- Born: 1957 (age 68–69) Chicago, Illinois, United States
- Education: University of Wisconsin University of Illinois
- Occupation: Media executive
- Years active: 1980–present
- Known for: Entertainment Weekly (1996-2000) Founder & CEO, American Town Network (2000-02) President, AOL Media Networks (2004-07) President & CEO, The Weather Channel Co (2009-12) l
- Spouse: Martha Hall Kelly

= Michael J. Kelly =

American entrepreneur and media executive

Michael J. "Mike" Kelly (born 1957) is an American entrepreneur and media executive. He is the co-founder and CEO of KNV, a digital media investment and advisory firm. Prior to that, he was the president and CEO of The Weather Channel Companies, president of AOL Media Networks, and also held various executive positions at Time Warner and AOL.

Kelly is not to be confused with J. Michael Kelly, who was CFO of AOL when it was a standalone company, then CFO of AOL Time Warner after the merger, COO of the AOL division within AOL Time Warner (since renamed Time Warner), and then CEO of AOL International.

==Early life and education==
Kelly was born and raised in Chicago, Illinois. His father, also named Michael J. Kelly, was a longtime advertising executive in Chicago and New York, and his great uncle was Edward Joseph Kelly, the mayor of Chicago from 1933 to 1947.

Kelly attended the University of Wisconsin–Madison and later graduated from the University of Illinois at Urbana–Champaign with a Bachelor of Arts in political science.

==Career==

===Time Inc. and American Town Network (1980-2002)===
After beginning his career at the Chicago Tribune in 1980, Kelly moved to Time Inc. in 1983, where he remained until 2000. While there, he managed the Southeast and New York sales offices for Fortune magazine, before joining the launch team of Entertainment Weekly in 1989. He w as the magazine's publisher from 1996 until 2000, and was twice named Publisher of the Year.

In 2000, Kelly founded American Town Network, and was CEO of the locally focused, community-based digital platform until 2002. By 2009, American Town Network had become the largest "hyper-local" platform in the US.

===Time Warner and AOL (2002-07)===
In 2002, two years after AOL and Time Warner merged, Kelly was named president of global marketing for Time Warner. He became the founding president of AOL Media Networks in 2004, responsible for AOL's marketing and advertising. While at AOL, Kelly oversaw the company's Web advertising buying spree, including its June 2004 purchase of Advertising.com for $435 million. He also oversaw AOL's partnership with Google, and the company's acquisition of mobile ad firm Third Screen Media. While he was at AOL, advertising and commerce revenue more than tripled, to over $2.2 billion. He left AOL in 2007.
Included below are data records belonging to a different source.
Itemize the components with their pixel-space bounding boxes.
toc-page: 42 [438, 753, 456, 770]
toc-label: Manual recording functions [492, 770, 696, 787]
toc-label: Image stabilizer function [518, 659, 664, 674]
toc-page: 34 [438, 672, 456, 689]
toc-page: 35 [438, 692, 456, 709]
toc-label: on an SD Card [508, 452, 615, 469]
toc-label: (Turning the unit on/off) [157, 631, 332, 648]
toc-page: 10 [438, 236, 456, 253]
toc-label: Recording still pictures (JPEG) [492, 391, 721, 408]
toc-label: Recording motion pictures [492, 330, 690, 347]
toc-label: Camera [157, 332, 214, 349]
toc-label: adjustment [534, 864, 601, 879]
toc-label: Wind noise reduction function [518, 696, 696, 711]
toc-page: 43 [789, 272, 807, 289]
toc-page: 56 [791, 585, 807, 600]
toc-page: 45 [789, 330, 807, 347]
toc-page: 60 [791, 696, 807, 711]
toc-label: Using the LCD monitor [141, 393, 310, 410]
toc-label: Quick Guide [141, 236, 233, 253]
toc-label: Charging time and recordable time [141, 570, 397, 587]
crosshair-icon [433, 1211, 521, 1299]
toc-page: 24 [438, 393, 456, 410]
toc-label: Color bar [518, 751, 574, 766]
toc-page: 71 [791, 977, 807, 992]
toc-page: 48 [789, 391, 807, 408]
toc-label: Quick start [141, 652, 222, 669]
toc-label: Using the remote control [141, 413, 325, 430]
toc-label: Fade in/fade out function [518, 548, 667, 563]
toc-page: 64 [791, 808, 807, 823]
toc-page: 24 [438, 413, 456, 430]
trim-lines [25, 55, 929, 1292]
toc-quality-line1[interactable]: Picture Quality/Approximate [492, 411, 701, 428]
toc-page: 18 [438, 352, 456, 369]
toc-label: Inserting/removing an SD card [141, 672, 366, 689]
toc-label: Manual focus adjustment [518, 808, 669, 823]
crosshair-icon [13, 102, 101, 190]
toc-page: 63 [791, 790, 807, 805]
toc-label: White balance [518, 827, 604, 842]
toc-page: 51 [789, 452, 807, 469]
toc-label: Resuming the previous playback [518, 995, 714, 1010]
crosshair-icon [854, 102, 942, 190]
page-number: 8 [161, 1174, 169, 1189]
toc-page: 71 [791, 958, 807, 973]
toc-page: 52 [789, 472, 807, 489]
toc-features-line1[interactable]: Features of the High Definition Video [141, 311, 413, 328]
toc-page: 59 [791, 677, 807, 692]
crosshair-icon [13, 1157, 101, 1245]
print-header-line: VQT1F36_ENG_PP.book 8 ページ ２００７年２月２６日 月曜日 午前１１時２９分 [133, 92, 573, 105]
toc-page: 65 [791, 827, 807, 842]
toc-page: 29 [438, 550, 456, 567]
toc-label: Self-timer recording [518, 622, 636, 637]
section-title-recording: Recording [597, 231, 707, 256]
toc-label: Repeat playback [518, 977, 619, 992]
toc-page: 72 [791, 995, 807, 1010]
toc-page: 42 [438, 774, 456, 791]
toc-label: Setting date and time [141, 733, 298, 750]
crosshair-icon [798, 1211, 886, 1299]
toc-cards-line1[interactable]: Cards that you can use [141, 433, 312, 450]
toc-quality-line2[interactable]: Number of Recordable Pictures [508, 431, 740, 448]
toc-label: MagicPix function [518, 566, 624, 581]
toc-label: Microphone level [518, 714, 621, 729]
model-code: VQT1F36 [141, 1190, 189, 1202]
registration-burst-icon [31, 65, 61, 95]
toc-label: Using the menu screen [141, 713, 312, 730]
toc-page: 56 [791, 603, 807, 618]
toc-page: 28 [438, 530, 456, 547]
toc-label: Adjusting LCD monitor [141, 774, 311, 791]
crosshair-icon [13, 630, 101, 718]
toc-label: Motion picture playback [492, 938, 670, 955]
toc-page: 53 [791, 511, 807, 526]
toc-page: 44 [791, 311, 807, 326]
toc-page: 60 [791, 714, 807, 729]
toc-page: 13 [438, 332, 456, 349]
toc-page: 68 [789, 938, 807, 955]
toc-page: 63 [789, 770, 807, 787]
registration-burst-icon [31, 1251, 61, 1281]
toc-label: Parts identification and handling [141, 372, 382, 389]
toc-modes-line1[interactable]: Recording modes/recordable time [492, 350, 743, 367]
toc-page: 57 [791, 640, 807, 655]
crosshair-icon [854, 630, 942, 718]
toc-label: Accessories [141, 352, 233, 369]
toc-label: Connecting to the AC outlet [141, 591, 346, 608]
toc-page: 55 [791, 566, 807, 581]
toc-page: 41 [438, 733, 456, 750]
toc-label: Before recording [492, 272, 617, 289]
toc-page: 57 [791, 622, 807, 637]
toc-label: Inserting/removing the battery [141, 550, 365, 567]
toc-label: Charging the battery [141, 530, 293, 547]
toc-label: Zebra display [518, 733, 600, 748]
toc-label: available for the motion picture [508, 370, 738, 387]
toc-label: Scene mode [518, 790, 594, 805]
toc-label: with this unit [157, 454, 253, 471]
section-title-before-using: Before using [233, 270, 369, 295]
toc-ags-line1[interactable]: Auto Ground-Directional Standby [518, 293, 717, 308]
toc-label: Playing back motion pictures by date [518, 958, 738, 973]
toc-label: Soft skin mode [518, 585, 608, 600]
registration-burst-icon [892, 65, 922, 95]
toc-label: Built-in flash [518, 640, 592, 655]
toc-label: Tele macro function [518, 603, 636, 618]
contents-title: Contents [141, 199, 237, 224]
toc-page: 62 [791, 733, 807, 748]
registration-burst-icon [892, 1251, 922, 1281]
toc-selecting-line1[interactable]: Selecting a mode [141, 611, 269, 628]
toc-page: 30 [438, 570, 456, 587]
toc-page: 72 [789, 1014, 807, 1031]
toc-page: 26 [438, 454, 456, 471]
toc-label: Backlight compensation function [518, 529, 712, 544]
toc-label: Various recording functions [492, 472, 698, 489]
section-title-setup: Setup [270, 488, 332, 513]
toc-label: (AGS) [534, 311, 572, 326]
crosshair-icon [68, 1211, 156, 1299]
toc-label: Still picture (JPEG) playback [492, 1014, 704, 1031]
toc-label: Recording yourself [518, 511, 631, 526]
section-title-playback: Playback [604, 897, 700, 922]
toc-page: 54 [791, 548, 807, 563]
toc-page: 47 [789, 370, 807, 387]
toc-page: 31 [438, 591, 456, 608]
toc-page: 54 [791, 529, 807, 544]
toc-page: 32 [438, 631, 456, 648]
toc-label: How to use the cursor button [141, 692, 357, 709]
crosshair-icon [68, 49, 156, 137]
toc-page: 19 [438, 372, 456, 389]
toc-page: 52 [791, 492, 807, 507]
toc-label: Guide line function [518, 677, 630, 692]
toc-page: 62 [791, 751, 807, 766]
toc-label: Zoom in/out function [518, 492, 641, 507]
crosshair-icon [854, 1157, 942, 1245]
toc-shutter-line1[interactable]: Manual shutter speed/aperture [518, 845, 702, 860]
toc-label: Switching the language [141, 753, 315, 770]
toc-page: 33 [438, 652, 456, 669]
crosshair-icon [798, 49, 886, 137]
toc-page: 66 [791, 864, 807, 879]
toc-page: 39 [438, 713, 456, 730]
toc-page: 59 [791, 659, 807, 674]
===The Weather Channel (2009-12)===
On July 20, 2009, shortly after The Weather Channel was sold by Landmark Communications to NBC Universal and private equity firms Bain Capital and Blackstone Group for $3.5 billion, Kelly was named president and CEO of The Weather Channel Companies (TWCC). He was responsible for the strategic direction and operations of The Weather Channel, The Weather Channel Interactive, weather.com and The Weather Channel Mobile, Weather Services International and Enterprise Electronics Corporation.

Under Kelly, TWCC saw huge growth in its digital media business, specifically involving its mobile apps and data. This growth would lead to IBM's 2015 purchase of The Weather Company's digital division for an undisclosed sum. Kelly also oversaw the addition of taped reality shows and documentaries, which were not always directly connected to weather. This change improved the channel's ratings, but was said to alienate some fans who preferred strictly weather-related programming.

Kelly left TWCC in 2012, becoming a special advisor to TWCC and Bain Capital.

===Other work===
Since 2004, Kelly has been a board member of The Kelly Gang, a media-centric group of executives who have raised money for philanthropic purposes through annual St. Patrick's Day celebrations.

From 2007 to 2009, he was an advisor to media-focused private equity fund Veronis Suhler Stevenson. He was on the board of numerous digital media companies, including Eyeblaster, VisibleWorld, ContextWeb and American Town Network. He is on the board of directors of the American Advertising Federation, where he twice chaired the Advertising Hall of Fame, and was on the Ad Council. Since 2011, he has sat on the board of councilors at the Carter Center in Atlanta.

In 2012, Kelly was named chairman of cloud-based media planning software company ColSpace, becoming lead investor in 2014. On May 19, 2016, Colspace was acquired by Mediaocean (owned by Vista Equity Partners). Also in 2012, Kelly joined London-based media advertising company Unruly Media as non-executive lead director, later being named chairman. On September 16, 2015, it was announced that Unruly would be purchased by News Corp for $176 million.

==Personal life==
Kelly's wife, Martha Hall Kelly, is a writer whose debut novel, Lilac Girls, was published by Ballantine Books in 2016.